Figure 2. Cheese slices of prototypes obtained with the INGREEN approach using the selected Y. lipolytica strain 1 or a combination of strain 1 and potassium sorbate (E202). Slices are shown over time during the 35 days of ripening and compared with the respective benchmark where standard food preserves were used.
Figure 3. Cheese slices of prototypes obtained with the INGREEN approach using the selected strain 2 or a combination of strain 2 and E202. Slices are shown over time during the 35 days of ripening and compared with the respective benchmark where standard food preserves were used.
Figure 4. Cheese slices of prototypes obtained with the INGREEN approach using the selected strain 3 or a combination of strain 3 and E202. Slices are shown over time during the 35 days of ripening and compared with the respective benchmark where standard food preserves were used.
As the INGREEN project continues, the partners will keep searching to further reduce the ripening time and improve cheese functionality.

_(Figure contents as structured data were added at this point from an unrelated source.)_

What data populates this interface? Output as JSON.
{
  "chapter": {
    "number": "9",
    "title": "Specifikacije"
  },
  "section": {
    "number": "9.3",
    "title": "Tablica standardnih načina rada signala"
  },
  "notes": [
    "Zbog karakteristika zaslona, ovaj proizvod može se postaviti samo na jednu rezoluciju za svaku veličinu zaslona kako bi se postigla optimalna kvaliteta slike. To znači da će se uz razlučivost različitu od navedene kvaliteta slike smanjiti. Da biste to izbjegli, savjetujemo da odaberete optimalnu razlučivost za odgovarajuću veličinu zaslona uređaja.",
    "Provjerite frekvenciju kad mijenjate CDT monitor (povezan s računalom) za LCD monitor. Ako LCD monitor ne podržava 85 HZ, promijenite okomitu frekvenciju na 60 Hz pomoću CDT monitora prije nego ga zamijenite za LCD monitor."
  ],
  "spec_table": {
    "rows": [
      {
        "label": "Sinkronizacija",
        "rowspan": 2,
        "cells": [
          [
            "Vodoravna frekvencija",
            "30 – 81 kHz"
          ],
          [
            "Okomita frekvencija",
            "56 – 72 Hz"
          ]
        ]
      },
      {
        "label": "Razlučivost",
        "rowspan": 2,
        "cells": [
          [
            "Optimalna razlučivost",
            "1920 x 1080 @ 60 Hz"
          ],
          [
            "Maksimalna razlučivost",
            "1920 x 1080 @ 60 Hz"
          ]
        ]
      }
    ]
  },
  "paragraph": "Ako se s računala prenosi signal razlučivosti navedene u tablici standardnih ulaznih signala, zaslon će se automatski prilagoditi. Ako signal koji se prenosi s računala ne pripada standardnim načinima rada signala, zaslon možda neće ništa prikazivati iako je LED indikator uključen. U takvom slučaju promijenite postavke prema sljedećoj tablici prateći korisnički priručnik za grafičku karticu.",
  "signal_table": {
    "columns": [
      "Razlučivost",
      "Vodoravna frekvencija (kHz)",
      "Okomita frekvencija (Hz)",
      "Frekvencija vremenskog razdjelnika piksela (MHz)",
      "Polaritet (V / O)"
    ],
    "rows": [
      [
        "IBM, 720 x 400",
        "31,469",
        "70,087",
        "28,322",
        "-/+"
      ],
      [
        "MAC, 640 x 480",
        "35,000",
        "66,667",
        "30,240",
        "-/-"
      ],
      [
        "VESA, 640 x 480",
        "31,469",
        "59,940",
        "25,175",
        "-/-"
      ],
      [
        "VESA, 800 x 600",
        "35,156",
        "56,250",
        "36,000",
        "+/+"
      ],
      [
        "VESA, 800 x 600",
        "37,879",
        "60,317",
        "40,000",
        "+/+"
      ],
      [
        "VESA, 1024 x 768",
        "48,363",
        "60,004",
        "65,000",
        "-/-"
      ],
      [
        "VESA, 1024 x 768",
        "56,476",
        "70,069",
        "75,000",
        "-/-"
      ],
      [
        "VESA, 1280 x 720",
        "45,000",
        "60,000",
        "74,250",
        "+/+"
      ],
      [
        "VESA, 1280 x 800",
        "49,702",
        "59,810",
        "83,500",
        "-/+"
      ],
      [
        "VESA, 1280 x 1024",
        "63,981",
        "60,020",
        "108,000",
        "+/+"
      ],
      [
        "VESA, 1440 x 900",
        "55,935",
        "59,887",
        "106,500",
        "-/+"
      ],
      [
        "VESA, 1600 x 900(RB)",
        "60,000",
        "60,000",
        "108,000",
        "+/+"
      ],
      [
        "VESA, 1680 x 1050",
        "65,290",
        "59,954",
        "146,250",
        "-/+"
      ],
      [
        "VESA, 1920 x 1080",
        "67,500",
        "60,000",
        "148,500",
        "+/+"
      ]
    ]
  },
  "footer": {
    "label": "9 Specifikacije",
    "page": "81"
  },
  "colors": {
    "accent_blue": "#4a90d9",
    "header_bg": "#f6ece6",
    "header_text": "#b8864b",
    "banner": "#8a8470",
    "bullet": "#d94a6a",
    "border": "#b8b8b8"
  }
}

In addition to applying the microbial biomass on the cheese surface, the use of the microbial adjunct biomass directly into the cheese curd during cheesemaking will be evaluated. Furthermore, INGREEN would like to develop an eco-friendly approach to extend the shelf-life to avoid the use of antimicrobials and antibiotics on cheese surface through the exploitation of the yeast characteristics.
INGREEN is developing functional innovative ingredients from paper and agro-food side streams through biotechnological processes for food, feed, pharma/nutraceutical, cosmetics, and bio-degradable packaging. The project seeks to obtain at least 20% more value from the project side-stream feedstocks than state-of-the-art methods and create new cross-sector interconnections in the bio-based economy.